Vingt minutes. Cela dura vingt minutes interminables où Bastien et moi tentions vainement de garder les yeux ouverts.
La sonnerie marquant la fin des cours avait sonné depuis des siècles et la prof, un peu à l'ouest, continuait de nous raconter la vie de Van Gogh. C'est passionnant, Madame, vraiment, mais j'ai envie de rentrer chez moi! voulais-je lui crier. Je m'abstenus et fis de grands sourires et des hochements de têtes compréhensifs,  espérant qu'ils marqueraient la fin de son monologue soporifique. Lorsque l'heure de son cours suivant arriva enfin, elle comprit que nous devions partir. La prof nous indiqua alors bien gentiment la porte l'air de dire "Pourquoi vous restez? Vous voyez bien que vous me dérangez!"

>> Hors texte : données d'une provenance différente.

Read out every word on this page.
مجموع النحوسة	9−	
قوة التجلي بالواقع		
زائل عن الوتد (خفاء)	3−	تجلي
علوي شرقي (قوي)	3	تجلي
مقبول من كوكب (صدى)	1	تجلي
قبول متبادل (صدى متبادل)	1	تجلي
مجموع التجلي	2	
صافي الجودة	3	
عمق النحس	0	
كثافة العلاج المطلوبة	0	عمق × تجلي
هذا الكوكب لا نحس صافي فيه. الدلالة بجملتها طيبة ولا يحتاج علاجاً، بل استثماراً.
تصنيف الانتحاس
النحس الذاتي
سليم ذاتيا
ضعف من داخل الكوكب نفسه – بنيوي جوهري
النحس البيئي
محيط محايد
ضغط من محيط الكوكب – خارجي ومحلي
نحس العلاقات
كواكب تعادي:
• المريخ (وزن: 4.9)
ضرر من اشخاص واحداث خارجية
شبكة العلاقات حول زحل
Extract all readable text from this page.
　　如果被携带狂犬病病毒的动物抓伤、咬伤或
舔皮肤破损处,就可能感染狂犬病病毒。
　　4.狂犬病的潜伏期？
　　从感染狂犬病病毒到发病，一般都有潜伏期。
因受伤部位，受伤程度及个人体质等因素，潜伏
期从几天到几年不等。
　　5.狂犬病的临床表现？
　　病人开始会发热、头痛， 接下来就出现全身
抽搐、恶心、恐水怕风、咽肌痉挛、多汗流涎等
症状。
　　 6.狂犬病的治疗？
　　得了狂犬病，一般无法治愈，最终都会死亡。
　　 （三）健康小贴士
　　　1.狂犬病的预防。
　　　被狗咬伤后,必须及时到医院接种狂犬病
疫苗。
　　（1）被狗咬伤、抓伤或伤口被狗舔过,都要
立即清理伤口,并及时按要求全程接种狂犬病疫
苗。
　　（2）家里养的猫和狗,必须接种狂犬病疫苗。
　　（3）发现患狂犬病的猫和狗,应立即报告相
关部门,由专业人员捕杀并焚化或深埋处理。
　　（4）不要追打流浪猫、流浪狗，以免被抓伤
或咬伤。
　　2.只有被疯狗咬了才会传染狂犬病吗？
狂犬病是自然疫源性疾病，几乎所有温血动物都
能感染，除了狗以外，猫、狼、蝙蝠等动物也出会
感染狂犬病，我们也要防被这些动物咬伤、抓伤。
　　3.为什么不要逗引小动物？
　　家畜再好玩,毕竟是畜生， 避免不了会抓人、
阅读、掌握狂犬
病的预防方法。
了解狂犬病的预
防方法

"_ Merci, Juliette! lança Bastien, sarcastique
_ Quoi?
_ On a attendu deux heures! J'ai pas que ça à faire!
_ Ah oui, vraiment? Et qu'as-tu de si urgent à faire?
_ Des choses... beaucoup... c'est très important.
_ Et c'est moi qui sais pas mentir!
_ Parfaitement."
Il me fixa avec sévérité, mais ses pupilles pétillaient de malice et ses lèvres semblaient vouloir s'étirer en un large sourire. Alors je sus qu'il n'était pas fâché. Il n'était jamais fâché.
Je me plaçai soudain face à lui et l'observai avec intérêt.
"Tu crois pas qu'on a assez perdu de temps? Si tu ne marches pas on rentrera jamais!"
Je mis mon doigt sur la bouche lui intimant de se taire. Il eut l'air surpris. Puis, me mettant à sa droite, je montai sur la pointe des pieds et embrassai sa joue. Il sourit et m'attira contre son torse.
"_ En quel honneur?
_ C'est parce que tu as bien voulu m'accompagner. Et rester avec moi sans trop broncher.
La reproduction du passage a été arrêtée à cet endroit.